5. Moisten your hands with a few drops of water (or cooking oil). Take some rice and form into small balls. Place on a serving plate. Enjoy!
#4 SOFT-BOILED EGG RICE BALLS (Makes: 2)
Ingredients:
- 2 soft-boiled eggs
- 1 cup (210g) warm cooked short-grain rice, divided
- 1 tsp soy sauce
- 1 tsp oyster sauce
- 1 tsp toasted sesame oil
- Generous pinch of toasted sesame seeds
- 2 sheets roasted seasoned seaweed
- 1-2 sheets dried seaweed
Instructions:
HOW TO MAKE SOFT-BOILED EGG
1. Fill your pot with 1 liter of water and bring it to a boil over high heat. (The pot has to be deep enough so the eggs can be fully submerged.)

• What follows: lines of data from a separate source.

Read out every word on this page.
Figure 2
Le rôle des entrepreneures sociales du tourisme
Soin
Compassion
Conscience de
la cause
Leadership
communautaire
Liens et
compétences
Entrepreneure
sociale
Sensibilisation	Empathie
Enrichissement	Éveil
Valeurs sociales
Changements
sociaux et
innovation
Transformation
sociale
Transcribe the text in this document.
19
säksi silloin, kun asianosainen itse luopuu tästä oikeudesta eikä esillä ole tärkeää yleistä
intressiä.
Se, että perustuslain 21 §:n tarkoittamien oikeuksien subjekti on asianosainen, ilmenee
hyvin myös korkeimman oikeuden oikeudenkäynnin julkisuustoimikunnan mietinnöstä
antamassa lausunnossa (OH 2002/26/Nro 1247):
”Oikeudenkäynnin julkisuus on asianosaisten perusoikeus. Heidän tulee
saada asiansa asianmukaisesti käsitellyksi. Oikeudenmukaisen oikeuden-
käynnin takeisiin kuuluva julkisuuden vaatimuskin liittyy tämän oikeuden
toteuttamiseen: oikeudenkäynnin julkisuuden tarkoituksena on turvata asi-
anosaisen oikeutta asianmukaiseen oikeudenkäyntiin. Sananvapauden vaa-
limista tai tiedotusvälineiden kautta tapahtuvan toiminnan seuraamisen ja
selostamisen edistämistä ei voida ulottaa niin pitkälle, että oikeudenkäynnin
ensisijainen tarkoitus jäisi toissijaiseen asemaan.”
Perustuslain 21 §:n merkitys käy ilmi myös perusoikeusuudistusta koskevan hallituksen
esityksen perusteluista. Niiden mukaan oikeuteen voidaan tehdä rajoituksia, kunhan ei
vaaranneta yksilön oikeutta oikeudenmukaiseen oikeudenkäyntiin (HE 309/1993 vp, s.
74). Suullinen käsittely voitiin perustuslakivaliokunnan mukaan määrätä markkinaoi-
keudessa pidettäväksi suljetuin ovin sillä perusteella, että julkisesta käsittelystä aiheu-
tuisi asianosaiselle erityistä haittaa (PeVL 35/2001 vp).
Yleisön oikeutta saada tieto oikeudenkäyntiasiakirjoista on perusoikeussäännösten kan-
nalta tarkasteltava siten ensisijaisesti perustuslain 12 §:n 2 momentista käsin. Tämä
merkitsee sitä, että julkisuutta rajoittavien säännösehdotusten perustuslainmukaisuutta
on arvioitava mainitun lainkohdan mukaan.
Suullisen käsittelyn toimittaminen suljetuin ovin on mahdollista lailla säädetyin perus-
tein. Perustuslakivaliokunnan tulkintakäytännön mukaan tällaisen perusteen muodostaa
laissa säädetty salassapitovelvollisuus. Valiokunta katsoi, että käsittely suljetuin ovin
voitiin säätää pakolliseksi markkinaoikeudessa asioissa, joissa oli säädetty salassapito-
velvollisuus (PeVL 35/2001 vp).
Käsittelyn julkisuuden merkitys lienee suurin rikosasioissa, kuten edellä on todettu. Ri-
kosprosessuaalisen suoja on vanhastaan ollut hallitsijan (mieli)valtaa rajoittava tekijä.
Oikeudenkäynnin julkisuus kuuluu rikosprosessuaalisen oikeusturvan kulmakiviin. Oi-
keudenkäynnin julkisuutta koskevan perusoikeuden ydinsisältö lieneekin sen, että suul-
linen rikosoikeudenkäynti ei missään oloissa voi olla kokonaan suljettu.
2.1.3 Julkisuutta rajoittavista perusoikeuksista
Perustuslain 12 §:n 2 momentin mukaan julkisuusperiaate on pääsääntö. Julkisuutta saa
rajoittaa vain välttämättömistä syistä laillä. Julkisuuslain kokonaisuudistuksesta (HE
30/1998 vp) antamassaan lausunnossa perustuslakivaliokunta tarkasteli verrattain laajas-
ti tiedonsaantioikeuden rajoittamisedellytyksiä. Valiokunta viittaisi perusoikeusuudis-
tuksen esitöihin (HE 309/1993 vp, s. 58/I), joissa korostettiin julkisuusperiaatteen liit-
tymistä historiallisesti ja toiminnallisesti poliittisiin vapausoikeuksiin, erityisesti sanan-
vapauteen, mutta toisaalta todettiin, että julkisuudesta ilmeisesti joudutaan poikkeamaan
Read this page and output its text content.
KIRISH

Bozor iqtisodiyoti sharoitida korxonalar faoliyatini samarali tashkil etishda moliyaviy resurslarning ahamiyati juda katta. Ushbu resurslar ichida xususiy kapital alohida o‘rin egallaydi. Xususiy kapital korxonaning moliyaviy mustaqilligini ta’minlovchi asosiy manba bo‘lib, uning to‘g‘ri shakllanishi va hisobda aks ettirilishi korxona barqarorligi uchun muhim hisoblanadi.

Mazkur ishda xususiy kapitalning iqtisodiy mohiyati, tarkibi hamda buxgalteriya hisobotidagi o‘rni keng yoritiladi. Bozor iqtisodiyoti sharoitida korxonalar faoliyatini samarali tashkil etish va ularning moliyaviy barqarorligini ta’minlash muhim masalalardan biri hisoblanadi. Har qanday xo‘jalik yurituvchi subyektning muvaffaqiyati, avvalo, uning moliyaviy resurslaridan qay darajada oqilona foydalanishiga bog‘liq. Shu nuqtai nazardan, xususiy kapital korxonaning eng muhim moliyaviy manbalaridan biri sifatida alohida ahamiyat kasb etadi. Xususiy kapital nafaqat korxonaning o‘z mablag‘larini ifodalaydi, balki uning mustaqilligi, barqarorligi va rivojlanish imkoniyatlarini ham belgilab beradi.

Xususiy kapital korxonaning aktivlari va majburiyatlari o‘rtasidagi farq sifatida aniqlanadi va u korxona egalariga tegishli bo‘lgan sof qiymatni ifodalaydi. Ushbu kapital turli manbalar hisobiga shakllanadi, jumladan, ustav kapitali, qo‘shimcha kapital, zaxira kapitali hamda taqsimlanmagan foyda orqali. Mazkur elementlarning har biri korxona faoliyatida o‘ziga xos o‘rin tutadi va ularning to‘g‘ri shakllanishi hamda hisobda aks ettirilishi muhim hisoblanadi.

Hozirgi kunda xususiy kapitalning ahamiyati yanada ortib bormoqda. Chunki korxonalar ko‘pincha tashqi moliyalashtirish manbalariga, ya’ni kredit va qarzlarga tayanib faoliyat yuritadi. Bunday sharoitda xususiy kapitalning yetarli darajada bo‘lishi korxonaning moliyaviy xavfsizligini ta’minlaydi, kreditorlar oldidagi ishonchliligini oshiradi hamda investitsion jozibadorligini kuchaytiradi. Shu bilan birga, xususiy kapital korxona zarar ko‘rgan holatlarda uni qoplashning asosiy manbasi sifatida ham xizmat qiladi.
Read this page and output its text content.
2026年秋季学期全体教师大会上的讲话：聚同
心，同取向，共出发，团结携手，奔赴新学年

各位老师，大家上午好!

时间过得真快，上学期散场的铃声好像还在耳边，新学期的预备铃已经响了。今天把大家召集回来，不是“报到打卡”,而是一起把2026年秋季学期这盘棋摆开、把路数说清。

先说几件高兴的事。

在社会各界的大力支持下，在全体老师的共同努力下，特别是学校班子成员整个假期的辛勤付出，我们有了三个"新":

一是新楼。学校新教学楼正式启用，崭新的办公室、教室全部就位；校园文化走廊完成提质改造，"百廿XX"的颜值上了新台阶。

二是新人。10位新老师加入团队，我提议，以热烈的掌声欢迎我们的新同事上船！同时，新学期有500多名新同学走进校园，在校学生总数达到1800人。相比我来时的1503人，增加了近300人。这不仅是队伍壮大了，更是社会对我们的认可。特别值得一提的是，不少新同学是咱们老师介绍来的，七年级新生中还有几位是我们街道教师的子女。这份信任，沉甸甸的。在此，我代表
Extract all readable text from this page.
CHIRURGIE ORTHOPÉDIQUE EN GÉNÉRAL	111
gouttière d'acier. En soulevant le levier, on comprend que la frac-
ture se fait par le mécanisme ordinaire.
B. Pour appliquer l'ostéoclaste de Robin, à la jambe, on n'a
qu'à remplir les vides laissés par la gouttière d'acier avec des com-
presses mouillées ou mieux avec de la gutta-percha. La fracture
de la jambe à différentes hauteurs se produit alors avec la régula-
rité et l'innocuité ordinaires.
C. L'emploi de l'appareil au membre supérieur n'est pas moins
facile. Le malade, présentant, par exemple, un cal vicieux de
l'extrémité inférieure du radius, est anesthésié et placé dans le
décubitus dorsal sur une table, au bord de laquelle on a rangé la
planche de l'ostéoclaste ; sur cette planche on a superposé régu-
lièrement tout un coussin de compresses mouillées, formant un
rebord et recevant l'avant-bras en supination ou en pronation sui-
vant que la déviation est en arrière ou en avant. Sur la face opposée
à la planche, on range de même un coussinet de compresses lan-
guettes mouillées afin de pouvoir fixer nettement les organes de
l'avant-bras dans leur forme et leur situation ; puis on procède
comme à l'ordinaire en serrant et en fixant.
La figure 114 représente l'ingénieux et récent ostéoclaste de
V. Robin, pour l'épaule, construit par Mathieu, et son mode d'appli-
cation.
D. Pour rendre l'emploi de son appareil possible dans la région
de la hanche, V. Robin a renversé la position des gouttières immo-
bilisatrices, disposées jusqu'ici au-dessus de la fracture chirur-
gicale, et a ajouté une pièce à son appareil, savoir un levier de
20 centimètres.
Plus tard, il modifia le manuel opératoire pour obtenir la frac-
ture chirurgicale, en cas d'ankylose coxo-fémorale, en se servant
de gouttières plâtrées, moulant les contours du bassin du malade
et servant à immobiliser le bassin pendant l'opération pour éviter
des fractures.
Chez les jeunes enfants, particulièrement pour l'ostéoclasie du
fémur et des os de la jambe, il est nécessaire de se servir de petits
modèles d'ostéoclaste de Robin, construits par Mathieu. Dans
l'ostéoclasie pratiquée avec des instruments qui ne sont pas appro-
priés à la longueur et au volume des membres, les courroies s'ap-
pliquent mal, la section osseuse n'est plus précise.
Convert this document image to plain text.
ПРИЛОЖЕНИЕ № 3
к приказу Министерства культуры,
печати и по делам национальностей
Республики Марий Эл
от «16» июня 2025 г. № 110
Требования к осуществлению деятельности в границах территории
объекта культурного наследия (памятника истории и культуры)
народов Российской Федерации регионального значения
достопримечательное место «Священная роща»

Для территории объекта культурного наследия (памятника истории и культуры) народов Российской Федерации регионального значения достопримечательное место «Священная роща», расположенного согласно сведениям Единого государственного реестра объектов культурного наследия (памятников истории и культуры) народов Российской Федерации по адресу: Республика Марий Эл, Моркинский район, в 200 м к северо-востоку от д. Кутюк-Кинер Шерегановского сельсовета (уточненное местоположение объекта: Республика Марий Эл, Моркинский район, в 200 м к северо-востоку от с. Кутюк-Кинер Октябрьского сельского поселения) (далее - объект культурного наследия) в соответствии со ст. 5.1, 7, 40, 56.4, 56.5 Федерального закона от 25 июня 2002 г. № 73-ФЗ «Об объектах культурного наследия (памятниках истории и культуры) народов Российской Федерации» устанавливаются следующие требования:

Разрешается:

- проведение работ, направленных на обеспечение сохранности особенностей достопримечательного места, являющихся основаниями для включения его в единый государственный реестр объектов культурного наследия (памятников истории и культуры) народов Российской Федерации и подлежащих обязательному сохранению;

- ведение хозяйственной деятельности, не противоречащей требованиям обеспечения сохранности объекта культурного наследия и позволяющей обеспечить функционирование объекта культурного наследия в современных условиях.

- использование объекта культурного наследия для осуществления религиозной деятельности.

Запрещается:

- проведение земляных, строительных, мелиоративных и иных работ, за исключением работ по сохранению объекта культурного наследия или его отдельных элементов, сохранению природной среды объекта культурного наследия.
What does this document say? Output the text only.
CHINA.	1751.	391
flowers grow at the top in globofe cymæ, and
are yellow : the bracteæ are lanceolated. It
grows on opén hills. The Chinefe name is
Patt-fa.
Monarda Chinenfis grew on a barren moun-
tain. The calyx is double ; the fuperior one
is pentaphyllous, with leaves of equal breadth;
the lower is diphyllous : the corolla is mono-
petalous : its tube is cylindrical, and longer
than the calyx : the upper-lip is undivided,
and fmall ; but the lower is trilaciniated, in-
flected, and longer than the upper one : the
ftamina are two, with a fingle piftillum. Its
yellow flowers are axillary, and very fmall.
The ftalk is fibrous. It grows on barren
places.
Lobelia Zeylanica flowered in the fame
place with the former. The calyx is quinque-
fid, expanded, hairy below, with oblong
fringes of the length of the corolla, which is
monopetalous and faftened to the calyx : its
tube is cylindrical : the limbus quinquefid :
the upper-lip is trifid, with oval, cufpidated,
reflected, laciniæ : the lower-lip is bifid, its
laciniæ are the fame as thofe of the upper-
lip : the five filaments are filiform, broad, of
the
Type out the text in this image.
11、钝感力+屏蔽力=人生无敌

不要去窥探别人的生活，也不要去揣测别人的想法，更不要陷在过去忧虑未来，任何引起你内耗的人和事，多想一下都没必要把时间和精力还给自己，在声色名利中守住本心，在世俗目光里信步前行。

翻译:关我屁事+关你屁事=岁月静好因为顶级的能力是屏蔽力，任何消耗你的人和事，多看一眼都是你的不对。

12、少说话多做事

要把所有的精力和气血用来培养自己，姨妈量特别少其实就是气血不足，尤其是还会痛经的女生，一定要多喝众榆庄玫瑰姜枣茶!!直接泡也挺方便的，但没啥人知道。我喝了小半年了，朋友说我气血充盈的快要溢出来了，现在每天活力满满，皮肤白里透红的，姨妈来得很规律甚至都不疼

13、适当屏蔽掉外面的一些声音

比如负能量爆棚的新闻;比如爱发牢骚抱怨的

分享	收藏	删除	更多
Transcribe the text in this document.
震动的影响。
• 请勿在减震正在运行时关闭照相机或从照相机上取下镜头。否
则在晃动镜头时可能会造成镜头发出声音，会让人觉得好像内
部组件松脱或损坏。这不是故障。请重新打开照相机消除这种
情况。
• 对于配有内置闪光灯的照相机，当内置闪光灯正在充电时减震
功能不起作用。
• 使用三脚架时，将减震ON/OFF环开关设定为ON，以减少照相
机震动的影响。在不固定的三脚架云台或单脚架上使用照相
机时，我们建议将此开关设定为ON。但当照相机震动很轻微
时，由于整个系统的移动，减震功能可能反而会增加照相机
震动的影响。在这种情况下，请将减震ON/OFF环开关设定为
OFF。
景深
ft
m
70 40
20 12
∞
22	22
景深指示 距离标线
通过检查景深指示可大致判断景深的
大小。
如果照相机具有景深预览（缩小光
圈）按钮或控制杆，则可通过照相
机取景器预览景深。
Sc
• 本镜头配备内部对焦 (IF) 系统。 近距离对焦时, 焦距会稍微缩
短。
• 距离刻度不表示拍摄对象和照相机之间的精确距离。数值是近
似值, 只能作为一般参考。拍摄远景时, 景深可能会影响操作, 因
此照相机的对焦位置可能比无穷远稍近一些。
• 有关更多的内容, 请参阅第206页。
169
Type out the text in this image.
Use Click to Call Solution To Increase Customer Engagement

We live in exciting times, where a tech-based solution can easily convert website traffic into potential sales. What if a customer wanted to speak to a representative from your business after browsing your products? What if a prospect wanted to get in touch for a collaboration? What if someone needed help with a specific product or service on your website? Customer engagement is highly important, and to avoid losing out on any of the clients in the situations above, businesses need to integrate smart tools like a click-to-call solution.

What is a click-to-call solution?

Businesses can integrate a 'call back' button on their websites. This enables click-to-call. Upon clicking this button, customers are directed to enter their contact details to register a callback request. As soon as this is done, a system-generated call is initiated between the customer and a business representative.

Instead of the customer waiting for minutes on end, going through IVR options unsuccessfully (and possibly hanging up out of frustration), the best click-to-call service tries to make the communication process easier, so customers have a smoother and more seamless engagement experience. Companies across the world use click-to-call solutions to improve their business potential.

2. Once it starts to boil, turn off the heat. Carefully lower 2 eggs. Cover and let sit for 9 minutes and 30 seconds. (If you kept your eggs at room temperature, you need to cook shorter.)
3. Take them out. Carefully peel the eggs under cold water.
NOTE:
- For 4 eggs, you need 2 liters of water. For 6 eggs, you need 3 liters of water. Make sure to follow the exact amount of water and the timing 🙂
1. Make a soft-boiled egg.
2. In a mixing bowl, add the rice along with 1 teaspoon soy sauce, 1 teaspoon oyster sauce, 1 teaspoon sesame oil, sesame seeds, and some roasted seasoned seaweed. Mix together.
3. Moisten your hands with a few drops of water (or cooking oil). Wrap the egg carefully with the dried seaweed. Cover it with the rice (about 1/2 cup). Form it into a ball. Cut in half. Make one more rice ball with the remaining ingredients. Cut them in half and serve. Enjoy~!